EDS'nin kesin patofizyolojisi tam olarak anlaşılamamıştır ancak kolajenin sentezinde ve yapısında yer alan proteinleri kodlayan genlerdeki mutasyonlardan kaynaklandığına inanılmaktadır. Kolajen, bağ dokusunun önemli bir bileşenidir ve bu genlerdeki mutasyonlar, zayıf ve esnek olan anormal kollajen üretimine yol açabilir.
Her biri kendine özgü semptomlara ve genetik mutasyonlara sahip olan birkaç farklı EDS türü vardır. En yaygın türlerden bazıları şunlardır:
* Klasik EDS: Bu, EDS'nin en yaygın tipidir ve eklem hipermobilitesi, derinin aşırı uzayabilirliği ve doku kırılganlığı ile karakterizedir.
* Vasküler EDS: Bu tip EDS, kolay kanamaya, anevrizmalara ve diseksiyonlara yol açabilen zayıflamış kan damarı duvarları ile karakterize edilir.

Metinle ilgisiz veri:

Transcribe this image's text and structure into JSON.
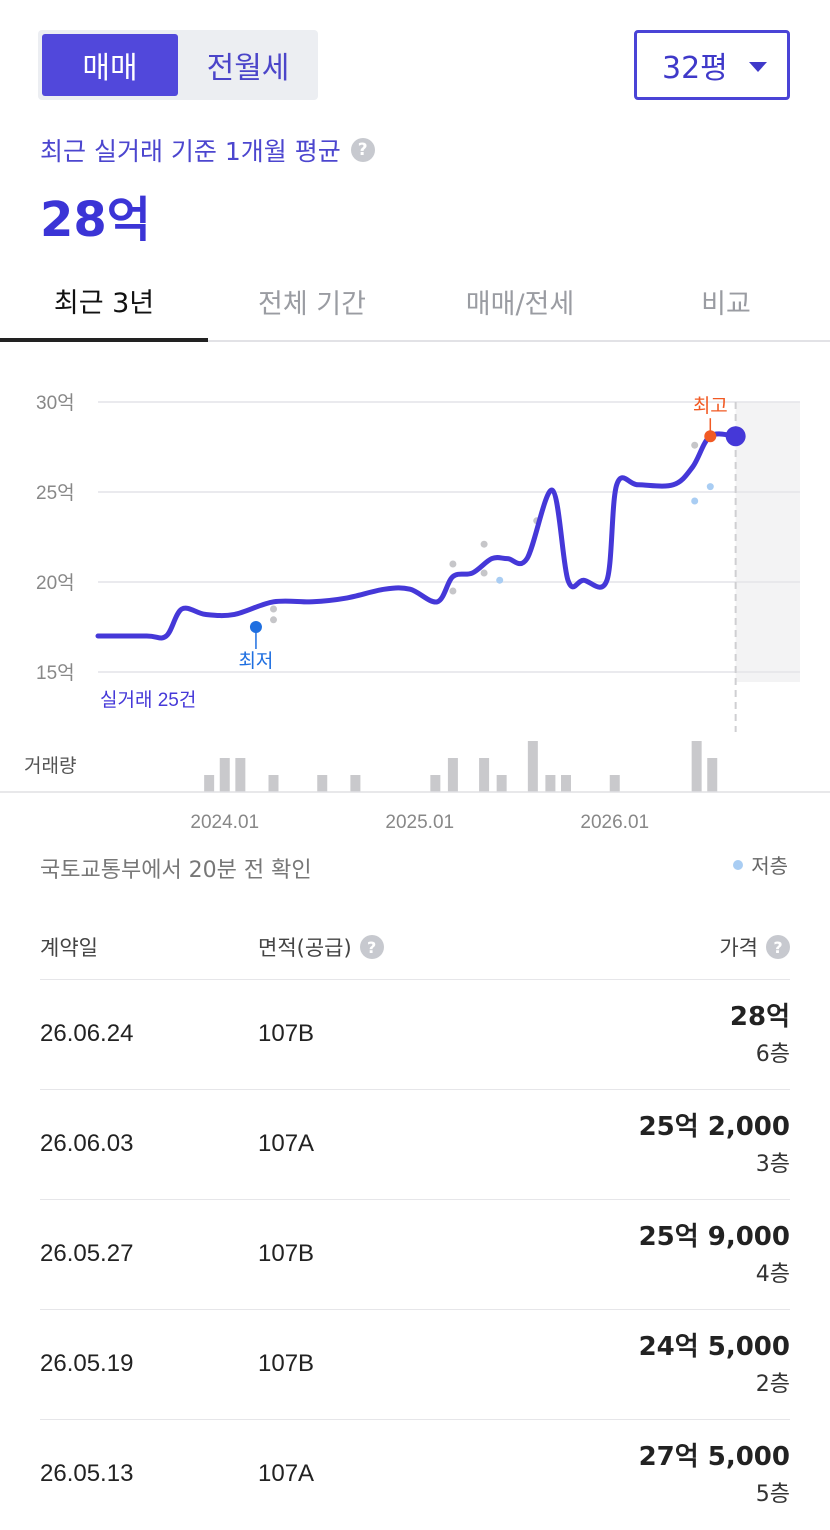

* Kifoskoliyotik EDS: Bu tip EDS, omurganın şiddetli eğriliği (kifoskolyoz) ve eklem hipermobilitesi ile karakterizedir.
* Arthrochalasia EDS: Bu tip EDS, ciddi eklem hipermobilitesi ve çıkıklarla karakterizedir.
EDS ömür boyu süren bir durumdur ancak belirtilerin yönetilmesine yardımcı olabilecek tedaviler vardır. Tedavi fizik tedavi, mesleki terapi, ilaç tedavisi ve ameliyatı içerebilir.